On le voit, l’opposition hégélienne entre le jeu et le sérieux, reprise trop vite par Alain, ne résiste guère à l’analyse. En réalité, le jeu ne se réduit pas à la distraction, et l’enfant lui-même fait tôt la distinction entre les deux, entre s’amuser et jouer « pour de bon ». Les activités ludiques des enfants peuvent connaître tous les degrés du « sérieux ». Significativement, dans les formulations spontanées des enfants, le plus souvent, s’amuser n’est pas jouer. L’amusement est souvent évoqué devant l’adulte pour signifier que l’on met à distance ses actes apparents : ainsi deux enfants qui se chamaillent diront au maître qu’ils « s’amusent » pour éviter de voir leur bagarre sanctionnée, en s’inscrivant dans cette frange au fond très incertaine entre une confrontation simulée et un vrai combat. Mais ils ont alors bien conscience que ces amusements sont des enfantillages qui, loin de la dignité d’un vrai jeu, leur font éprouver une légère honte. Roger Caillois, dans sa classification des jeux, oppose ainsi païda et ludus, c’est-à-dire les jeux dominés par une dépense énergétique plus ou moins sauvage et les jeux soumis à des règles. On sait qu’il opère une autre grande distinction entre quatre types de jeu : les jeux de compétition, agon, les jeux de chance, aléa, les jeux d’imitation, mimicry, et les jeux de vertige, ilinx. Dans chacun de ces quatre types de jeux, on peut aller de formes païda plus ou moins pures à des formes ludus plus ou moins sophistiquées. Même les types de jeux qui peuvent sembler a priori se prêter le moins au sérieux connaissent cependant ce principe de différenciation. Les jeux de hasard, par exemple, peuvent aller du simple tirage au sort, comme les loteries des adultes, aux jeux de cartes les plus complexes, dans lesquels les hasards de la distribution sont largement compensés par l’intelligence des stratégies à développer pour utiliser au mieux ces fruits premiers du hasard. Les jeux de vertige peuvent aller des manèges forains aux activités exigeantes et sophistiquées que sont l’escalade ou les sports de glisse.

Célestin Freinet était lui aussi opposé à la pédagogie du jeu, pour des raisons peu éloignées de celles de Hegel ou Alain. Il considérait le jeu, non pas comme l’activité naturelle ordinaire des enfants, mais comme le refuge d’enfants privés de responsabilités réelles. Il ne faut pas oublier qu’il travaillait en milieu rural, à une époque où le travail des enfants y était encore considéré comme parfaitement normal. Freinet distinguait cependant le « jeu-haschich » et le « jeu-travail », d’une façon fort proche sur le fond de la distinction opérée par Caillois entre païda et ludus. Et il situait lui-même le travail scolaire tel qu’il le concevait comme un « travail-jeu », libéré des aliénations des travaux réels ordinaires et accordé à la fois aux besoins profonds de l’enfant de grandir et à sa recherche spontanée d’agréments.
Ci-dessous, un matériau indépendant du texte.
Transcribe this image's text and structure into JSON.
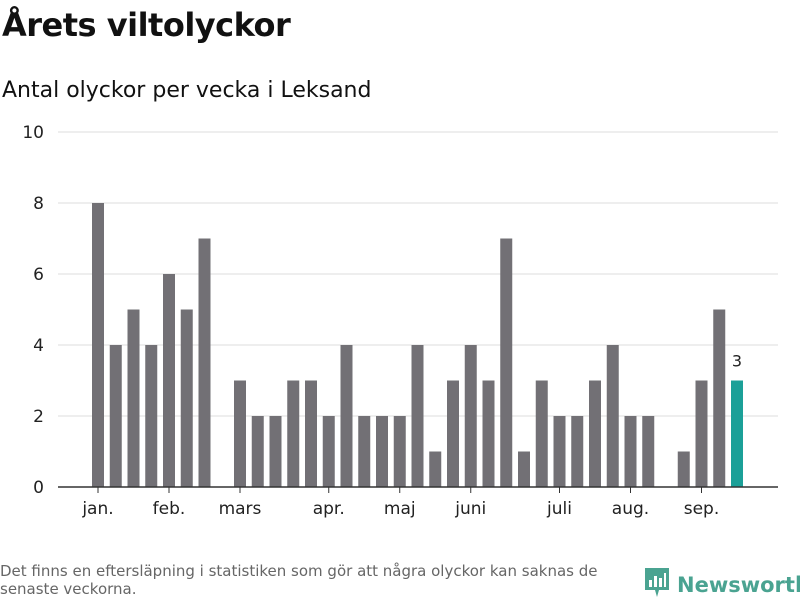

Montaigne a donc raison : rien, pour un enfant, n’est plus sérieux que ses jeux, tout du moins que les jeux dans lesquels il s’engage fortement, les jeux qui correspondent au ludus de Caillois ou au jeu-travail de Freinet. Dans ces jeux « sérieux », réglés, l’enfant est fort loin de « traiter l’élément puéril comme quelque chose de valable en soi », de se complaire dans sa puérilité. L’observation des jeux des enfants montrent à quel point, très tôt, ils s’efforcent de se grandir en jouant. C’est évident pour ce qu’on nomme habituellement les jeux symboliques, à travers lesquels l’enfant reproduit les attitudes et les rôles des adultes pour mieux les intérioriser, avec une application intense et un immense sérieux. Mais c’est aussi le cas, par des biais divers, dans nombre de jeux plus éloignés des comportements adultes, même lorsqu’ils sont spécifiquement enfantins. Les jeux de billes ou les jeux de corde à sauter, considérés comme typiquement enfantins dans notre culture, sont pourtant des jeux dans lesquels les enfants peuvent s’engager intensément, développant ainsi leur concentration et leur agilité. Un enfant peut courir avec un ballon sans que cela implique autre chose qu’une dépense motrice légère. Mais que plusieurs enfants jouent avec ce ballon, et le « peuple enfant »(5) ainsi assemblé va se donner des règles, construire des équipes, mettre au point des stratégies, donc apprendre à construire une équipe efficacement coopérative plus sûrement que dans toute éducation « civique »(6) menée sous la direction du maître.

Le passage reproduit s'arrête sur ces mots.